Dekel Gelbman: I think the immediate value of what we’re doing right now applies to the rare disease space. But the future implies that genomics is gonna play a key role in risk assessment for more complex and also more common diseases. As we start rooting ourselves into the genomics field, yes we see ourselves tagging along to that journey and going beyond rare diseases in the future into almost all diseases. But there’s a huge gap that genomics needs to catch up to apply to other diseases.
Today I think you know mostly genomics is applied to rare diseases, oncology and that’s pretty much where most of the genomics is focused right now.
Harry Glorikian: Yeah, I’ve always thought about some of the stuff that you guys are doing and saying well what if we just started applying that to a broader population. You know we call it a rare disease it seems to manifest itself in, what might be categorized as an issue or a problem or how it hinders someone from you know the life that they want to lead etc. But I want to say that there’s, the deviation of that is you know, there’s probably people that you call normal that probably have some of these traits that we’re just they’re subtle. So, you don’t pick up on them.
So, I always wondered at the application of technology to the broader population.
Dekel Gelbman: I would argue that naming rare diseases is a huge disservice to these type of diseases. If you think about this if you think about the future of precision healthcare every disease is rare, because every disease is gonna be categorized as a unique subset of interactions between different biological systems and mechanisms. And so I think that in 20 years the term rare disease is gonna be obsolete because we will look at every single disease as a unique set of genotype-phenotype and other biological input or feeds into a computerized system, that’s gonna analyze everything.
So, yes today we focus on rare diseases, we focus on the genomic side and, but that’s I think that’s gonna change along the years. We definitely look at FDNA on a very long term scale, we’ve always been able to do that with the support of our investors and the founders and even our employees. And I think that this is the right way to look at a startup.
Harry Glorikian: Anything I haven’t asked you, words of wisdom you know experiences that you want to share before we sign off?
Dekel Gelbman: I think you’ve done a great job, thank you. It’s always a pleasure to talk to you Harry and hear your insights on the world of health care and how that’s developing. I think, we have the privilege to be operating in a very unique era. And hopefully we’re gonna benefit from good timing and we’re gonna seize the opportunity as a company. But even more important than that I really hope that the effort that we’re doing with developing this technology is going to create a huge impact on patients.

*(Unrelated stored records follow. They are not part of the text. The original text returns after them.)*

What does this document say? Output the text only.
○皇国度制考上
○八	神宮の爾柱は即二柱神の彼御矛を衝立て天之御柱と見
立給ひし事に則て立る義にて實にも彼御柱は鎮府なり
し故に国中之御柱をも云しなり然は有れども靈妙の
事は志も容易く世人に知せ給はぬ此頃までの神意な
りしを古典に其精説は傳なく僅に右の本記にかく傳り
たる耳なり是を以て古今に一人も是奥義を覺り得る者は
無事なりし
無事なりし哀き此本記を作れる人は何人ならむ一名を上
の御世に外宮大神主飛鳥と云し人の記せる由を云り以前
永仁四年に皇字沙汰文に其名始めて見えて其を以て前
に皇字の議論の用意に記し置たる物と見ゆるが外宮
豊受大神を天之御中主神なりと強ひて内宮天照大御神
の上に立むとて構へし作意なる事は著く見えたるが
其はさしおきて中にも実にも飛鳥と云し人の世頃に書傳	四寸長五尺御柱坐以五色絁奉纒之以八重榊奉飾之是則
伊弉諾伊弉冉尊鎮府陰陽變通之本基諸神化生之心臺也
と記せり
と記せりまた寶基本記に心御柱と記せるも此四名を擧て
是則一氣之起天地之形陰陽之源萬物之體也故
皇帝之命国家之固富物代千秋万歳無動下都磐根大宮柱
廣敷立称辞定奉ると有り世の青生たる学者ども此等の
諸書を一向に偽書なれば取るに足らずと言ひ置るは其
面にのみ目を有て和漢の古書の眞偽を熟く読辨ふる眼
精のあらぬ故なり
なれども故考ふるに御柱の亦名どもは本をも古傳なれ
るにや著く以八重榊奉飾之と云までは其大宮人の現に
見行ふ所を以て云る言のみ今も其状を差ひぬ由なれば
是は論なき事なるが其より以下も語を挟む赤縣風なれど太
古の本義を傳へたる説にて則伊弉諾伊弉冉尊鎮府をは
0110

Harry Glorikian: Yeah, I do believe in it’s interesting, yeah I’m not sure that the algorithms are the secret sauce or the machine learning back-end or so forth. I feel like some of that is always going to be able to be reproduced by someone else. But the data set I believe is gonna have tremendous value and the impact that it has going forward. So, on that note I want to thank you very much for joining today, and look forward to continued dialogue and updates in the future.
Dekel Gelbman: Thank you very much very, Harry.
Harry Glorikian: Take care, and that’s it for this episode.